Viele Kinder und Jugendliche haben den Berufswunsch Feuerwehrmann. Einen Arbeitstag im Leben eines solchen Berufsfeuerwehrmannes konnten die Jugendlichen der Jugendfeuerwehr Wolfach vergangenes Wochenende nach-empfinden.

Los ging ihre Schicht ganz standesgemäß beim Antreten, worauf Fahrzeugeinteilung und ‑einweisung folgten. Kaum mit den Fahrzeugen vertraut, ertönte im Wolfacher Feuerwehrhaus der Alarmgong: „Einsatz für die Feuerwehr Wolfach, Bauunfall am Bauhof“ lautete der erste von sieben Einsätze im Verlauf der folgenden 24 Stundenschicht.

Mit drei Fahrzeugen und elf Mann fuhr die Mannschaft das Objekt an und erkundete die Lage. Eine Person in Form einer Übungspuppe wurde unter einer Palette Absperrbarken begraben. Mit Hilfe von Hebekissen konnte der Verunfallte schnell aus seiner Lage befreit werden.

Nach dem Einsatz hatte ein Teil der Gruppe theoretischen Unterricht zum Thema Löschangriff, weitere Jugendfeuerwehrkameraden bereiteten das Mittagessen zu. Danach hatten alle Zeit für sich bevor dies durch einen weiteren Einsatz unterbrochen wurde: „Brand neben dem Hausmeisterhaus der Grund- und Hauptschule“ lautete das Einsatzstichwort. Nun konnte das theoretische Wissen in der Praxis eingesetzt werden. Nachdem die Pumpen zur Löschwasseraufnahme aus der Kinzig vorbereitet waren wurden mehrere Rohre vorgenommen. Das Wasser bat eine Willkommene Abkühlung an diesem heißen Wochenende.

Auch Dienstsport ist Teil des Arbeitsalltags und so konnten die Jugendfeuerwehrleute danach ihre Kräfte bei einem Basketballspiel messen, welches aber auf Grund eines Einsatzes unentschieden unterbrochen werden musste. Ein Wanderer hatte sich im Wald beim Hofeckle verletzt und wusste seine genaue Lage nicht. Aus mehreren Richtungen erkundeten die Jugendlichen das Gebiet. Nachdem sie ihn gefunden hatten wurde dieser zur ärztlichen Versorgung Richtung Straße gebracht.

Der Nachmittag konnte jeder für sich nutzen und bis nach dem Abendessen standen auch keine Einsätze mehr an.

Das Highlight des Wochenendes bildete für die Jugendfeuerwehrangehörigen wohl das kleine Feuer unterhalb St. Jakob, welches die Jugendlichen löschen durften. An der Einsatzstelle angekommen, rüstete sich der Angriffstrupp mit Schlauchmaterial und Strahlrohr aus. Unterstützt von weiteren Kameraden wurde die Schlauchleitung zur Einsatzstelle verlegt und eine Wasserentnahme aus offenem Gewässer vorbereitet. Das Feuer war schnell unter Kontrolle und bald darauf konnte „Feuer aus“ gemeldet werden.
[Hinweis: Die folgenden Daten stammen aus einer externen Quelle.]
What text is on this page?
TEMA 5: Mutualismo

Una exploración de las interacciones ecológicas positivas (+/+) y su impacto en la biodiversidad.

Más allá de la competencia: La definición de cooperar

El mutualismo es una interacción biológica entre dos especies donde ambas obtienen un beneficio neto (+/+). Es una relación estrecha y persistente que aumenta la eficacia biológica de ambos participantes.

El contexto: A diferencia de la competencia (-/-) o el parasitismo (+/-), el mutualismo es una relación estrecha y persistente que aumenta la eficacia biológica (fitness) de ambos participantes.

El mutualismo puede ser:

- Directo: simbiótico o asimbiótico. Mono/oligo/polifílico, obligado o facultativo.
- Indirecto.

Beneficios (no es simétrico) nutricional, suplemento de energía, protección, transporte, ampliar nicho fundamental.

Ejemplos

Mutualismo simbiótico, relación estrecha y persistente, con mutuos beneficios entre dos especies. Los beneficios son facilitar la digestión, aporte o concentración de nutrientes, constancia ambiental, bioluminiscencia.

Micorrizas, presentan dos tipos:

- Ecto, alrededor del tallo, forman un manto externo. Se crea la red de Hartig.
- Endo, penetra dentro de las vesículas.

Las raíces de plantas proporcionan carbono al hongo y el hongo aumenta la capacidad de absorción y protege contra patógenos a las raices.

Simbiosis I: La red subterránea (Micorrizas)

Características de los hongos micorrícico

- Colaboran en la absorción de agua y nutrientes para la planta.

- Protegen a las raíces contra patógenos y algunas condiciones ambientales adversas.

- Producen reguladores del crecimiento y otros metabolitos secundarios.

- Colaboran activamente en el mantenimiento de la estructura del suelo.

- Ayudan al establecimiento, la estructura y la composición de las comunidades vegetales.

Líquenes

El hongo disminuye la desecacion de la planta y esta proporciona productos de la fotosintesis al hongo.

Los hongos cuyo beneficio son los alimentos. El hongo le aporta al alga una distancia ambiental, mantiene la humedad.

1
Nach dem Einsatz mussten das Fahrzeug noch Einsatzbereit gemacht werden bevor es dann zur verdienten Nachtruhe überging.

Bevor es am nächsten Morgen ans Frühstücken ging folgte der letzte Einsatz dieses besonderen Wochenendes. Auf einem Betriebsgelände hatte ein Fass leck geschlagen, ist ausgelaufen und hatte eine Verunreinigung auf der Straße hinterlassen. Schnell konnten die Jugendfeuerwehrkräfte das Fass wieder verdichten und die Betriebsstoffe aufnehmen.

Beim anschließenden Frühstück konnten sich die Jugendlichen über die vergangenen 24 Stunden austauschen und stellten zufrieden fest, dass dies ein tolles und abwechslungsreiches Wochenende gewesen ist.